Updates on RF Silicon Technology
By: Peter McNeil
Though Gallium Nitride (GaN) has been making headlines for the past several years as an emerging RF technology, RF semiconductors developed with silicon, namely RF silicon-on-insulator (RF-SOI), has also been advancing as a semiconductor of choice for the exploding RF hardware markets.
Where GaN is a still relatively expensive and small wafer technology, RF-SOI is largely compatible with mainstream silicon fabrication processes. Therefore, RF-SOI benefits from the high volume and well established large wafer silicon process technology development. The results of this are that RF-SOI technologies, though they don’t exhibit the extreme high power and frequency capabilities of RF GaN semiconductor devices, are increasingly prevalent in consumer and automotive wireless electronics. The expanding adoption of consumer wireless electronics, such as smartphones, Wi-Fi routers, Bluetooth chips, automotive radar, and other Internet-of-Things (IoT) RF hardware. Mainly, RF-SOI semiconductors are used as RF Front-End (RFFE) modules, switches, antenna tuners, filters, varactors/diodes, and passives (resistors, inductors, capacitors, and transmission lines).
Recent advances in RF-SOI have led to SOI technologies with enhanced signal integrity features that are suited for LTE-Advanced and 5G mid-band (~1 GHz to 7.25 GHz). There are also RF-SOI processes that are lower performing, and are better suited to cost sensitive applications, such as 2G, 3G, 2.5 GHz WiFi low throughput, and lower throughput/power IoT applications.
Adoption of System-in-Package (SiP) technology built with physically distinct blocks of silicon intellectual property (IP), or heterogeneous integration technology (HIT), is also leading to increased use of silicon in RF applications. In this way, highly integrated silicon chiplets can be combined with silicon processes that are better suited for RF applications within the same package, which both reduces cost, size, and enables more fully featured SiP solutions.

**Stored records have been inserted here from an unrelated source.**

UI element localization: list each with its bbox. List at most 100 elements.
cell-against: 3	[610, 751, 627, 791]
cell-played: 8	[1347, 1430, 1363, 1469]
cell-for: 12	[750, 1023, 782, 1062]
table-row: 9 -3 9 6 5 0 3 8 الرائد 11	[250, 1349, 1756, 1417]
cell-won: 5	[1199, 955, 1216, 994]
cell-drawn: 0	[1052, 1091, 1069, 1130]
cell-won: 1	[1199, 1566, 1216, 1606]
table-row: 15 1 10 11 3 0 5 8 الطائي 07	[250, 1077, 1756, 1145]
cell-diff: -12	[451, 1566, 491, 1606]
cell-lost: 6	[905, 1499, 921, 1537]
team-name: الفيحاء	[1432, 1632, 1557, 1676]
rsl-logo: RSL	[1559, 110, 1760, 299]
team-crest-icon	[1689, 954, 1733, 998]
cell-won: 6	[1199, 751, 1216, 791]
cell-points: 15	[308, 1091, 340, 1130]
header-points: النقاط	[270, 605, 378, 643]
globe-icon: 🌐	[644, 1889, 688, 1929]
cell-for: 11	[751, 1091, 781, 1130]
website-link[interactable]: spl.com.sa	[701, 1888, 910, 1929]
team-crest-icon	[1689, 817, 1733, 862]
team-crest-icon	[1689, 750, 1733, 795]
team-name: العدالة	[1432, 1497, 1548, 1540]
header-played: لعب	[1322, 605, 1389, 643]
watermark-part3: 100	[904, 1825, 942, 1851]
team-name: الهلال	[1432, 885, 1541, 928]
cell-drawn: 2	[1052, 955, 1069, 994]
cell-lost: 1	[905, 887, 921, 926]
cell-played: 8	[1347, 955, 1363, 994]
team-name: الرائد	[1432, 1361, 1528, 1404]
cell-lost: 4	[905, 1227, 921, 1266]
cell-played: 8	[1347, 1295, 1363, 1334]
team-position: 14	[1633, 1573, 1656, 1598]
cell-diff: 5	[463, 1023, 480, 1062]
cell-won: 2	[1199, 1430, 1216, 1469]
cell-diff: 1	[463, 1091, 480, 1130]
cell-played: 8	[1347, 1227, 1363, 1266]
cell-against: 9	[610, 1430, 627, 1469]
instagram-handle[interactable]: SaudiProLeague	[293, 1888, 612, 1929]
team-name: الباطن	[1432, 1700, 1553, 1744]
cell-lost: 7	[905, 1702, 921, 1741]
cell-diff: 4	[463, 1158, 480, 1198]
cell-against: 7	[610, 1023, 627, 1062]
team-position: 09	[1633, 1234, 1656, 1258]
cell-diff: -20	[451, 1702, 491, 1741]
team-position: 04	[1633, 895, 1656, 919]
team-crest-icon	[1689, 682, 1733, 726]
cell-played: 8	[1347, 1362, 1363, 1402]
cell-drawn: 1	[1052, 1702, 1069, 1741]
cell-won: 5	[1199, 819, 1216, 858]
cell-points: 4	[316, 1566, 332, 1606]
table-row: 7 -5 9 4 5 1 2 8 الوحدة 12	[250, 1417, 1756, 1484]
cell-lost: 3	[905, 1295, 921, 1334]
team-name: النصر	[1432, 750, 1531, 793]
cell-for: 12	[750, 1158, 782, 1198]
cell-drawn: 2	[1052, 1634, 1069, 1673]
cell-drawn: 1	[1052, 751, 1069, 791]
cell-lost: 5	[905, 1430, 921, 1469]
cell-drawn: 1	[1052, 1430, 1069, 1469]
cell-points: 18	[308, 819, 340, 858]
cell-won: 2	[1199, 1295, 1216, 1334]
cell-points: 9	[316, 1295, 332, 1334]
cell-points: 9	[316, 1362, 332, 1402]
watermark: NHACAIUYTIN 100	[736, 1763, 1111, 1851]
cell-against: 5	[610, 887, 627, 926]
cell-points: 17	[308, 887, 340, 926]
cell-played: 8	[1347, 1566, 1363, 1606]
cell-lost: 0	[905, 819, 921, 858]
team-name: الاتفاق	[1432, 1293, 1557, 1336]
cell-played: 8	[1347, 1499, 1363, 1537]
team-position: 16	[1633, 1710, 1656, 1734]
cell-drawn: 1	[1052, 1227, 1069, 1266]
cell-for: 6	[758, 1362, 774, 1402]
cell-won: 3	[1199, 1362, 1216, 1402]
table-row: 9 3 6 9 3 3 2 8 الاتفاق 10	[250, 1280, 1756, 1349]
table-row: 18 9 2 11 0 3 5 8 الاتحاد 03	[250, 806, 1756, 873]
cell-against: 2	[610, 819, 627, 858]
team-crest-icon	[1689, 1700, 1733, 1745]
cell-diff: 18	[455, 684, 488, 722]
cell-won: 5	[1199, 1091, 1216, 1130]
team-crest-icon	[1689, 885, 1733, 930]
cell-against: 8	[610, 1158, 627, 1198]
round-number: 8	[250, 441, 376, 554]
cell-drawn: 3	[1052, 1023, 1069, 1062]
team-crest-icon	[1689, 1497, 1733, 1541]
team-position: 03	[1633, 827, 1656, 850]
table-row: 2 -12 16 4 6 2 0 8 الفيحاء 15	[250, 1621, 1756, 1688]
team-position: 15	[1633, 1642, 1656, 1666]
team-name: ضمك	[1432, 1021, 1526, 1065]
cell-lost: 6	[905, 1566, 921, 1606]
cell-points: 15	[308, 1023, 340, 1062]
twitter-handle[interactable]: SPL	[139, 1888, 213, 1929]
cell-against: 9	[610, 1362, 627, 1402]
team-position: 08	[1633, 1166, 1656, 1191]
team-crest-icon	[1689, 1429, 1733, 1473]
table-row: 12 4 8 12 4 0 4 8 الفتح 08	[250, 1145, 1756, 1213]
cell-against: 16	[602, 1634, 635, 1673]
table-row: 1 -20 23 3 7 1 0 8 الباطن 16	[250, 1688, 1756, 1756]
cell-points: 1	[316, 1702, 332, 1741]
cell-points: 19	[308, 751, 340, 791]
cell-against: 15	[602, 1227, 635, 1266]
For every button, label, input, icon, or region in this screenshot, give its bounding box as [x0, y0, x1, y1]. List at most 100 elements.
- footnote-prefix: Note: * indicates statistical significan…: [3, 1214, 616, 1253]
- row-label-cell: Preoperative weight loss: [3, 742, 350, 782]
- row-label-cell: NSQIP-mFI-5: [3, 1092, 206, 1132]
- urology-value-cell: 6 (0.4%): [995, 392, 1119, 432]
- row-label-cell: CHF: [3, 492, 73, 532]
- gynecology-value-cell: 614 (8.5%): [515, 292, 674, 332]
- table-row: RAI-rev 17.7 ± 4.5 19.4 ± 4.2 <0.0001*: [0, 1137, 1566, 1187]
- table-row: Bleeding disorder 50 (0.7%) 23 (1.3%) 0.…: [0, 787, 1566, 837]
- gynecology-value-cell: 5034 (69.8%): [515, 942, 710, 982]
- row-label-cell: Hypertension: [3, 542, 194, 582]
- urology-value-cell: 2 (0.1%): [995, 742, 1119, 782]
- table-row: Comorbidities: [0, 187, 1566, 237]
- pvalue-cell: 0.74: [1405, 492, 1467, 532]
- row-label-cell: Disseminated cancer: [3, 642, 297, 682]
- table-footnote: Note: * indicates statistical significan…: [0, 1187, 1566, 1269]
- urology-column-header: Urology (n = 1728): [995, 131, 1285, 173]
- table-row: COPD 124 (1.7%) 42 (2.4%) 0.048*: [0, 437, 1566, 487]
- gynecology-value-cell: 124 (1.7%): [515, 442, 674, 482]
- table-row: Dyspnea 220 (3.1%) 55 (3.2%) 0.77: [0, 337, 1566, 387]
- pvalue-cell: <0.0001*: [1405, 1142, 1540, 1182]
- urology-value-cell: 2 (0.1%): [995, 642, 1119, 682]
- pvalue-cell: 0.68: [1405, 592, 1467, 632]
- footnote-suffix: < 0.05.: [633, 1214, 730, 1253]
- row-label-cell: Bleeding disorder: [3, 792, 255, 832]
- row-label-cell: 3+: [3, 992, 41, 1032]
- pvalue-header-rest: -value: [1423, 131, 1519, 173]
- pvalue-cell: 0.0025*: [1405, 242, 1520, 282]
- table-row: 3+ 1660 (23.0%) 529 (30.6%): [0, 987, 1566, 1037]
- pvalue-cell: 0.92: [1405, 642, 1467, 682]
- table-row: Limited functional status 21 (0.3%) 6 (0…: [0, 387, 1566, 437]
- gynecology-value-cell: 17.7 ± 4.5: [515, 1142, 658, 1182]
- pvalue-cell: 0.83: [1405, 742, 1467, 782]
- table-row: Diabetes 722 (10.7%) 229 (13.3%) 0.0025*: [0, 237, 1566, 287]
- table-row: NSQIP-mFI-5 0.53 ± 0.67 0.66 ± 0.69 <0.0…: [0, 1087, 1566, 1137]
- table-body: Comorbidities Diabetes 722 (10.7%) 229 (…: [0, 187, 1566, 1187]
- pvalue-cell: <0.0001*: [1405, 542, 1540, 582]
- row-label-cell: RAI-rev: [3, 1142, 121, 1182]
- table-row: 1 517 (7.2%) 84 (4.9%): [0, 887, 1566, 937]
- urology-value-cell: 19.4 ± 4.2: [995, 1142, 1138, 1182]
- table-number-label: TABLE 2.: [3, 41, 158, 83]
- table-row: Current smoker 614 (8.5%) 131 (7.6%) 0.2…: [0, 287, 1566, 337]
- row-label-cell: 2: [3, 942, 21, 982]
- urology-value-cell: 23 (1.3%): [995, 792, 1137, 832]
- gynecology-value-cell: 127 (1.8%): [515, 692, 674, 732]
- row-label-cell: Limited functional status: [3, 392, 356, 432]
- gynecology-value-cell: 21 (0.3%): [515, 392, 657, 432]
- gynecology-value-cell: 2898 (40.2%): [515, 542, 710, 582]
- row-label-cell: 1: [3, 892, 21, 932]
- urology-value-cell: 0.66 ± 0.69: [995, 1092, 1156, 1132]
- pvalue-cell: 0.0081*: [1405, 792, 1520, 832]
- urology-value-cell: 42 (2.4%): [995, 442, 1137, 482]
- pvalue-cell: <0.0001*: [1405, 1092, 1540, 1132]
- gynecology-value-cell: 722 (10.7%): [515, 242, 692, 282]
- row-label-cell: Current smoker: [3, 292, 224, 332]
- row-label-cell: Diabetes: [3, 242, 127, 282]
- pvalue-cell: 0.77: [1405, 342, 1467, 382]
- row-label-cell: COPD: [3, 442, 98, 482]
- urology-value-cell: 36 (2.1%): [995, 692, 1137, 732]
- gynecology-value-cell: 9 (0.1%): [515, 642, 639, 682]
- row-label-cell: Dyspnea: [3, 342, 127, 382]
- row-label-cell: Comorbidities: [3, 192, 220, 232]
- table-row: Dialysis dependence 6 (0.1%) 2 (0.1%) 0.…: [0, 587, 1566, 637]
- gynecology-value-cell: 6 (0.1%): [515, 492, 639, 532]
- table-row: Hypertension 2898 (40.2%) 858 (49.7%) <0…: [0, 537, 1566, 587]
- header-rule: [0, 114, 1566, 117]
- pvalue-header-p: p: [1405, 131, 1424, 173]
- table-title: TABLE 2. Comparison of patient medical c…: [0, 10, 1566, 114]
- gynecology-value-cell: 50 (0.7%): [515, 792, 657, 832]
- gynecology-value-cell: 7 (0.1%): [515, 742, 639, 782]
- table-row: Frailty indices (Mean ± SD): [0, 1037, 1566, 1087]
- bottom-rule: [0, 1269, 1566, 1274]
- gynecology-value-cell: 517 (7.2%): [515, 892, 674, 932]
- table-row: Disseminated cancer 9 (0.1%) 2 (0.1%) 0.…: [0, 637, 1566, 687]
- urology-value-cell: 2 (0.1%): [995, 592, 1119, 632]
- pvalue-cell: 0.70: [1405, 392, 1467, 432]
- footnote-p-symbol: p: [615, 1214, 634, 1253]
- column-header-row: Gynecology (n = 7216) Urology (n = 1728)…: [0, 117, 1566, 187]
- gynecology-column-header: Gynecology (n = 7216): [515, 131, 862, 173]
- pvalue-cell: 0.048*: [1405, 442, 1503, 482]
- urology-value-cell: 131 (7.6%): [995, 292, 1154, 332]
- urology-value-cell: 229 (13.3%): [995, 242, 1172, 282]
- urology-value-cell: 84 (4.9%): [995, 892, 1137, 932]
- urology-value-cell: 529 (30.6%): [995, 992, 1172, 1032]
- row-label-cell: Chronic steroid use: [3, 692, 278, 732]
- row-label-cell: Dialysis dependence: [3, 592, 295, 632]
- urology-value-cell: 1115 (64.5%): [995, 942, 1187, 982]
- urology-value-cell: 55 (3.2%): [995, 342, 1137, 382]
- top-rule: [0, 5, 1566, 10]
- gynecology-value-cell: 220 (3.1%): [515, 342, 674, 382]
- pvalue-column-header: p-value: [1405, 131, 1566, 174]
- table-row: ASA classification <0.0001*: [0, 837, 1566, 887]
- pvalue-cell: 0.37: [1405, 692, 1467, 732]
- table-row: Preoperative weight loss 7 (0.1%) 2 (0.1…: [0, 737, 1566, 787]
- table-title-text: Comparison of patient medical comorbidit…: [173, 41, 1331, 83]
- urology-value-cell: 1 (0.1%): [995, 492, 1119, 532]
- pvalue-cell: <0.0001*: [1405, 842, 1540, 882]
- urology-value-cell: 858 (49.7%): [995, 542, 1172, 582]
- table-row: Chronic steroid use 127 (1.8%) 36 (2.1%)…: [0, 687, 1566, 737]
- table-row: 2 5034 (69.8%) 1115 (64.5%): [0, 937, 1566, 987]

Another silicon solution that is increasingly viable for RF applications is System-on-Chip (SoC) technology, which goes a step further than SiP technology by assembling a single complex chip from multiple IP blocks. Given the complex nature and extremely tight tolerances involved, SoC technology is typically a more expensive process, but can yield high performance SoCs with a wide range of features.
The benefits of System-on-Chip (SoC) and SiP technology have even garnered the interest of Defense Advanced Research Projects Agency (DARPA), which is attempting to standardize silicon IP for use with SoC and SiP technology, the Common Heterogeneous Integration and Intellectual Property Reuse Strategies (CHIPS) program. The goal of this program is to “establish a new paradigm in IP reuse,” in response to the enormous growth of the telecommunications market and semiconductor industry moving toward enhanced integration of the domains (digital, analog, and power).
There are also two technologies that have the potential to push silicon semiconductors into the millimeter-waves. Namely, 3D through-silicon vias (TSVs) and integrated electromagnetic interference (EMI) shielding. 3D TSVs enable the interconnecting of wafer-level stacked devices in a way that is extremely small form factors and presents good electrical characteristics. With 3D TSV technology SoCs, and otherwise higher transistor integration density technologies, can be produced at lower cost than other interconnect strategies. Similarly, integrated EMI shielding can enable higher performing SoCs and SiPs whose distinct blocks are less susceptible to external interference and emit less interference that could impact nearby subsections and circuits.